Originally posted by purplemaniamust be great to have enough staff to accompany people outside in order to perform a task that is life-threatening. Sounds weird to me. We offer patches. No one, not even employees, allowed to smoke on campus anywhere. If patient insists, we call MD and get order for DC or they may go AMA, but we do not promote smoking.
I understand that having enough staff may be an issue, but we have scheduled smoke breaks where each department takes turns supervising...
The great part though, is making a small difference in someone's day, which promotes happiness on their part...:)
We should remember these are adults, we're not on a psych ward, and people should have freewill...
sean
Our hospital is smokefree, but patients are allowed outside to smoke. We do not accomapany them and we ask they let us know when they are going out. Don't have many who do, but there are always a few.
We recently had an elderly woman who would smoke in her bathroom even though she knew it was against policy. Her Dr. was aware, but he too, had no way of "enforcing" compliance... what were we to do? Kick her out? Refuse to treat her? She had smoked all her life, was nearing her end days, and "smoked to live" if that makes any sense. Was all she looked forward to. Sad, but reality.
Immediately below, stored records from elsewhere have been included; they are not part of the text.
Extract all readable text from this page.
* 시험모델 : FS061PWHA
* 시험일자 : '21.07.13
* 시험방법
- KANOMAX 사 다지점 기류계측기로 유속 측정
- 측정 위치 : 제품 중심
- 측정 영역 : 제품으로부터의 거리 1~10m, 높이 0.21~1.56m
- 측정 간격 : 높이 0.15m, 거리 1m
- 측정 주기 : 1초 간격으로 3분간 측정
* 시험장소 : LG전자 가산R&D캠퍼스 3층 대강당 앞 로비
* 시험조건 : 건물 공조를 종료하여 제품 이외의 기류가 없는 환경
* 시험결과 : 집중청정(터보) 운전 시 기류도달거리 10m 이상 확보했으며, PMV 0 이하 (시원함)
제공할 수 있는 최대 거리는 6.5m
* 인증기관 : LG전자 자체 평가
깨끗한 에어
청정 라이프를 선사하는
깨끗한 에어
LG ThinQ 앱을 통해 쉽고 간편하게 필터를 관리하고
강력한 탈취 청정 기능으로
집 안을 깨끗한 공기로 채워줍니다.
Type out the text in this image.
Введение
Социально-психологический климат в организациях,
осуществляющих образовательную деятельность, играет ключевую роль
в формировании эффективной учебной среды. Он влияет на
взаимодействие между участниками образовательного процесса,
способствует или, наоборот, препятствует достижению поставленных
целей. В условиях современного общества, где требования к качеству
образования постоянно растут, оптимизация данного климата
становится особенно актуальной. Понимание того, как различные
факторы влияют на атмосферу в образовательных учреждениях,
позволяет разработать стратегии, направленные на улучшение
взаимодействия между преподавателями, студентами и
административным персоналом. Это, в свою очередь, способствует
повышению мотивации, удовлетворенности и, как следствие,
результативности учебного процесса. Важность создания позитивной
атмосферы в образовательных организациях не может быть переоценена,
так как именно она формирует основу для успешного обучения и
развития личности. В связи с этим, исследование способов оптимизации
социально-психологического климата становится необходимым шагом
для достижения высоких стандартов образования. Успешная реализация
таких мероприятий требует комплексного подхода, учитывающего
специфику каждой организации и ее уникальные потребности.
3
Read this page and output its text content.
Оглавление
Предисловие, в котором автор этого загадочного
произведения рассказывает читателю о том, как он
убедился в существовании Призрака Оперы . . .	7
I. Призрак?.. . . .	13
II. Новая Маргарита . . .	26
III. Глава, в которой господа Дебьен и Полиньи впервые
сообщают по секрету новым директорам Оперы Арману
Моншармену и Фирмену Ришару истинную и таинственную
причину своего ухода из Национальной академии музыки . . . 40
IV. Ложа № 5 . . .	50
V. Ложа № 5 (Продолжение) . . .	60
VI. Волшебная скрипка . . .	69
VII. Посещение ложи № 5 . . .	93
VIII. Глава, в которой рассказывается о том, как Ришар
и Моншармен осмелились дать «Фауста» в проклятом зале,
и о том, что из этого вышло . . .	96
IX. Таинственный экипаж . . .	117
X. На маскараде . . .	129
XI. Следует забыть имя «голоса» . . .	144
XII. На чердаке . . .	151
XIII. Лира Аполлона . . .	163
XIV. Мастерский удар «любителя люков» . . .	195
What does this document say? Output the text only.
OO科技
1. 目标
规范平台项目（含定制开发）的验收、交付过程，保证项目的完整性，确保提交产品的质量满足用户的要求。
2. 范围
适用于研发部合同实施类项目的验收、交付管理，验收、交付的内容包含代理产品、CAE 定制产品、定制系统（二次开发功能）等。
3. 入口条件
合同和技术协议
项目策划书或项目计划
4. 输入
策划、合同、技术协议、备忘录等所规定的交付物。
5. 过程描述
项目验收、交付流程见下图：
Why upset the poor soul even more?
Heck, if they haven't quit by eighty, they darn sure aren't going to quit just 'cuz YOU want them to ! And they're old enough to be stubborn enough to do as they wish and tell you to stick it if you don't like it ! Yep... live and let live. Give some ppl a break.
I hate seeing patients going outside to smoke but it is their choice not mine. I will not accompany them outside; if they are healthy enough to want a cig they can go by themselves. I just make sure to tell them once they leave the floor they are on their own until they return and document really well. Never let a pt smoke with a patch in place.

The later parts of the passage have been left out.